Não queremos de forma alguma obstar o que o consulente afirma, e agradecemos antes de mais o seu gentil comentário.
Na nossa análise à frase «Meu nome inicia-se com P», indicámos que o -se era um pronome reflexo. Ora esta identificação não é indiscutível, até porque a maioria das gramáticas nem sempre explicitam exactamente os elementos que procuramos, exibem diferentes terminologias, e as análises que fazem nem sempre são exaustivas, até porque não é esse o papel delas, mas é sim o papel dos linguistas que as usam para trabalhar com a língua.
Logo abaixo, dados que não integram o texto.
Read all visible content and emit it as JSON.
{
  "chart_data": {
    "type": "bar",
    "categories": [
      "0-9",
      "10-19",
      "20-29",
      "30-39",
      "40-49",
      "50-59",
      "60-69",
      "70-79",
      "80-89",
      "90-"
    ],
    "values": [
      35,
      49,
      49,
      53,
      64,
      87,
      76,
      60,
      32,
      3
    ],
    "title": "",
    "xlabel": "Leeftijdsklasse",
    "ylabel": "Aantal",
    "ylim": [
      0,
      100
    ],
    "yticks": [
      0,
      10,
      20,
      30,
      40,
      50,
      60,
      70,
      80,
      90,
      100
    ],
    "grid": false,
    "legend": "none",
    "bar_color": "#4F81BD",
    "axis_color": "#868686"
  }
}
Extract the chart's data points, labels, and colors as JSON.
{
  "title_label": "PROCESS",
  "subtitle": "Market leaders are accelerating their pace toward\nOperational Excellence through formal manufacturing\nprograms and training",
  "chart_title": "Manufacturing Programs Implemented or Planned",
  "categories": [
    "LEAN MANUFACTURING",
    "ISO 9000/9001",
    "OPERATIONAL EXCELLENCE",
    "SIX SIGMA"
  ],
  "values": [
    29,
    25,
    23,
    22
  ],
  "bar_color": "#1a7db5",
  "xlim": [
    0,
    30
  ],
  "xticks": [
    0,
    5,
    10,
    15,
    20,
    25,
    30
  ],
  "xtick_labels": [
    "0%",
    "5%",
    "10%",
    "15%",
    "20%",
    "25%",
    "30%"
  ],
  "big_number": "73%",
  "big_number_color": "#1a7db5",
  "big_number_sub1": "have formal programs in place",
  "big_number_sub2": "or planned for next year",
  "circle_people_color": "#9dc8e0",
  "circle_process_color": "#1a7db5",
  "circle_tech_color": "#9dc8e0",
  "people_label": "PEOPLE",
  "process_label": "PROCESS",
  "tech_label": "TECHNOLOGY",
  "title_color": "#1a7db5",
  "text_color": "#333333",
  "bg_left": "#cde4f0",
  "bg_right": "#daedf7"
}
A análise feita no Ciberdúvidas baseou-se em duas gramáticas; a Nova Gramática do Português Contemporâneo, de Cunha e Cintra, e a Gramática da Língua Portuguesa, de Mateus et alii. Ambas gramáticas aconselhadas ao público académico e aos investigadores de linguística. Apesar de apresentarem explicações similares, a segunda é muito mais detalhada do que a outra, analisando e exemplificando as diversas questões exaustivamente.
Quanto aos valores e ao emprego do pronome se, Cunha e Cintra afirmam que este pode ser reflexo ou recíproco, e explicam que, «quando o objecto directo ou indirecto representa a mesma pessoa ou a mesma coisa que o sujeito do verbo, ele é expresso por um pronome REFLEXIVO (…).
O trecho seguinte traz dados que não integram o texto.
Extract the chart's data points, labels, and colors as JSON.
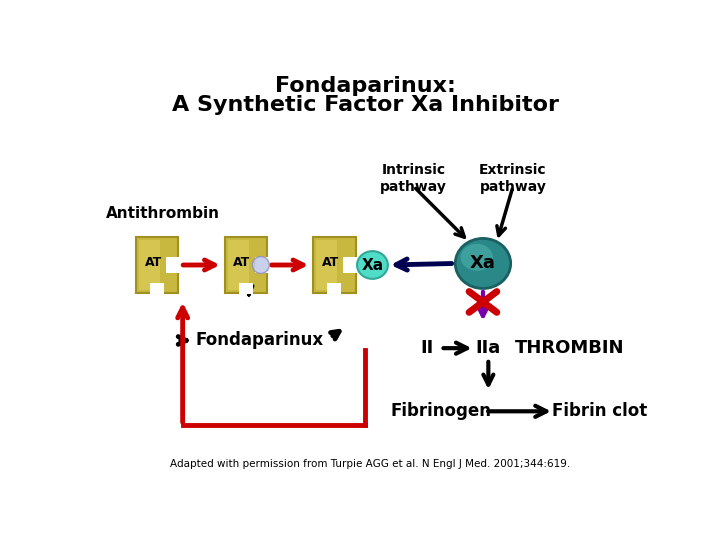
{
  "title_line1": "Fondaparinux:",
  "title_line2": "A Synthetic Factor Xa Inhibitor",
  "title_fontsize": 16,
  "bg_color": "#ffffff",
  "citation": "Adapted with permission from Turpie AGG et al. N Engl J Med. 2001;344:619.",
  "gold_color": "#c8b840",
  "gold_dark": "#a09020",
  "gold_light": "#e0d060",
  "teal_dark": "#2a8888",
  "teal_light": "#50b8b0",
  "cyan_bubble": "#50ddc8",
  "arrow_red": "#cc0000",
  "arrow_purple": "#660066",
  "arrow_navy": "#000060",
  "text_color": "#000000"
}
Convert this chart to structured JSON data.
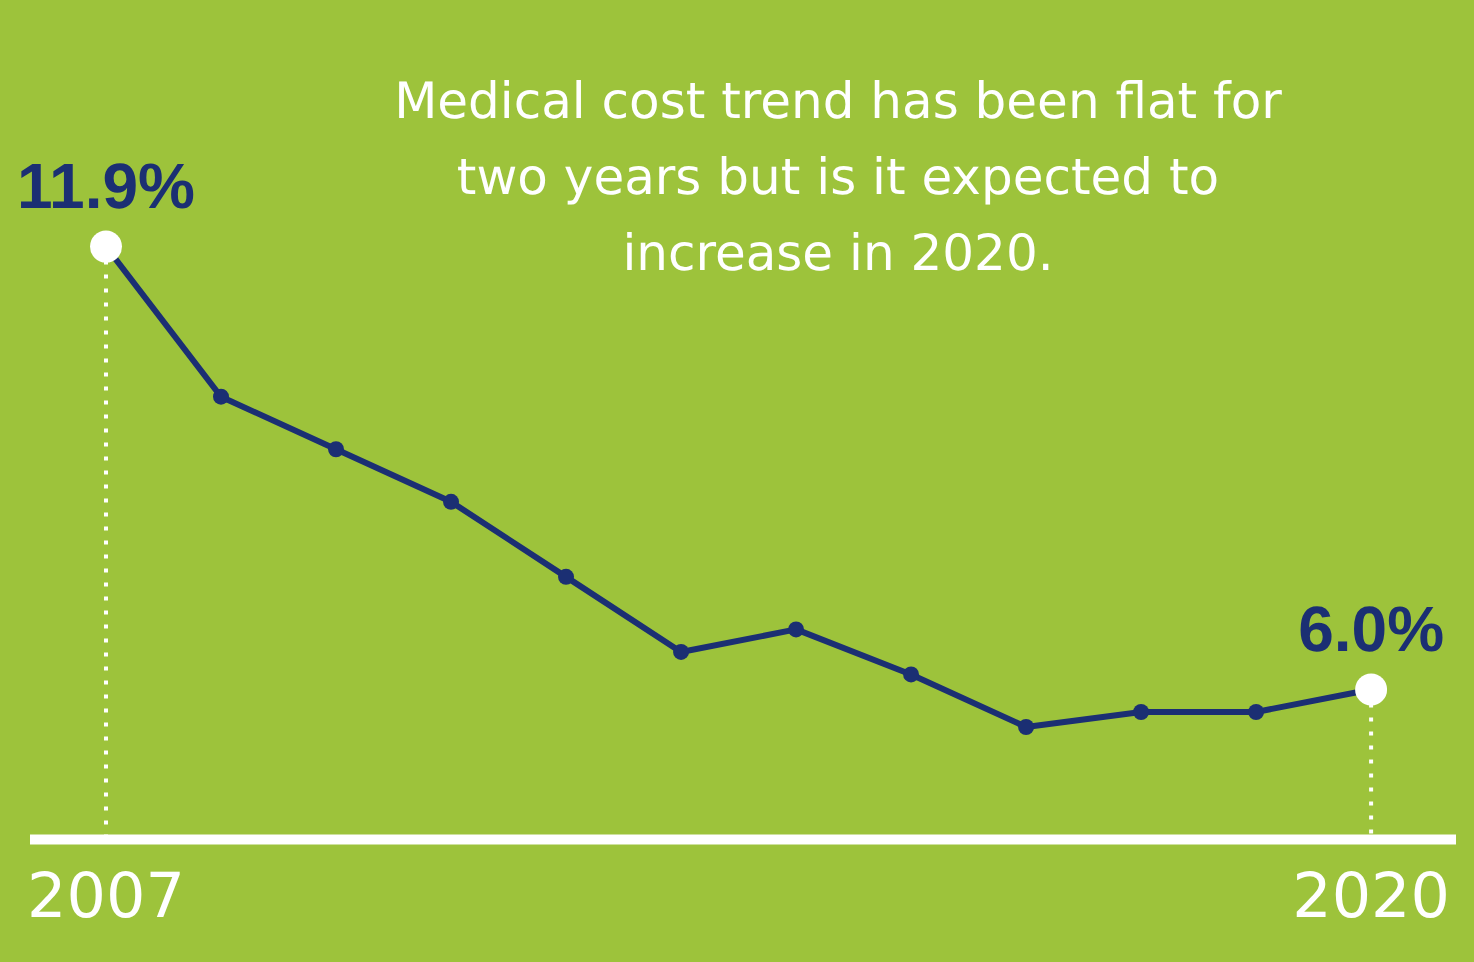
{
  "chart_data": {
    "type": "line",
    "title": "Medical cost trend has been flat for two years but is it expected to increase in 2020.",
    "categories": [
      "2007",
      null,
      null,
      null,
      null,
      null,
      null,
      null,
      null,
      null,
      null,
      "2020"
    ],
    "series": [
      {
        "color": "#1b2f73",
        "values": [
          11.9,
          9.9,
          9.2,
          8.5,
          7.5,
          6.5,
          6.8,
          6.2,
          5.5,
          5.7,
          5.7,
          6.0
        ],
        "value_labels": [
          "11.9%",
          null,
          null,
          null,
          null,
          null,
          null,
          null,
          null,
          null,
          null,
          "6.0%"
        ]
      }
    ],
    "tick_labels": "x",
    "grid": "x",
    "legend": false,
    "marker": "circle",
    "line_style": "solid"
  }
}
Como são idênticas as formas do pronome recíproco e do reflexivo, pode haver ambiguidade com um sujeito plural. Por exemplo, uma frase como a seguinte:
Joaquim e António enganaram- se.
(…) para marcar expressamente a acção reflexiva, acrescenta-se-lhes, conforme a pessoa, a mim mesmo, a ti mesmo, a si mesmo, etc.:
Joaquim e António enganaram-se a si mesmos.
(…) Valores e empregos do se.
a) OBJECTO DIRECTO (emprego mais comum) com verbos transitivos (ex.: o meu pai tranquilizou -se com a notícia.)
b) OBJECTO INDIRECTO com verbos intransitivos directos (ex.: perguntava -se se seria um sonho.)
c) SUJEITO DE UM INFINITIVO (ex.: deixou -se cair.)
d) PRONOME APASSIVADOR (ex.: fez -se silêncio.)
e) INDETERMINAÇÃO DO SUJEITO (ex.: come- se ao ar livre.)
f) PALAVRA EXPLETIVA (Foi- se embora.)
g)PARTE INTEGRANTE DE CERTOS VERBOS que geralmente exprimem sentimento ou mudança de estado (ex.: Atrever-se, arrepender-se, congelar-se, etc.)»
Sobre esta última alínea, em Mateus et alii, é-nosapresentada uma explicação mais detalhada:
«Há em português alguns verbos que surgem associados a formas idênticas aos reflexos; trata-se de verbos como admirar-se, arrepender-se, atrever-se (…) e indignar-se podem usar-se sem o pronome (o primeiro com alteração de significado), mas os outros não têm sequer a variante “não pronominal” 1(…) A impossibilidade de paráfrase com a si próprio/mesmo e o facto de se não poder receber nenhum papel temático mostram que não estamos perante verdadeiras anáforas reflexas:
(28) * A Maria admira-se a si própria com o consumo exagerado dos jovens.
(29) A Maria Experienciador admira-se [com o consumo exagerado dos jovens] Tema
As formas me, te, se, nos, vos que aparecem nestes verbos são, portanto, uma propriedade lexical dos próprios verbos, sendo “reflexos inerentes” ou “pseudo-reflexos”, uma especificidade das línguas românicas e do português em particular.»
Consideremos novamente a frase «Meu nome inicia-se com P». De um ou do outro ponto de vista de análise, -se é sempre um reflexo; ou um reflexo mais comum, que recebe um papel temático e que pode ser objecto directo de verbos transitivos [como é o caso de «iniciar(-se)»)] ou um reflexo inerente, um pseudo-reflexo — parte integrante de certos verbos, como afirma a Academia Brasileira de Letras.
Não contradizendo o que é dito pela mesma academia, pois não rejeitamos outras propostas de análise, seguindo outros quadros teóricos; o -se pode ser parte integrante de verbos «que exprimem um sentimento ou mudança de estado», mas o verbo iniciar(-se) não parece exprimir nem um sentimento, nem uma mudança de estado (como congelar-se: estado congelado - descongelado). Daí a nossa análise.
Foram estas as bases que nos levaram a identificar como pronome reflexo o -se da frase «Meu nome inicia-se com P». Esperamos que tenha ficado claro.
Ao seu dispor para qualquer outra dúvida.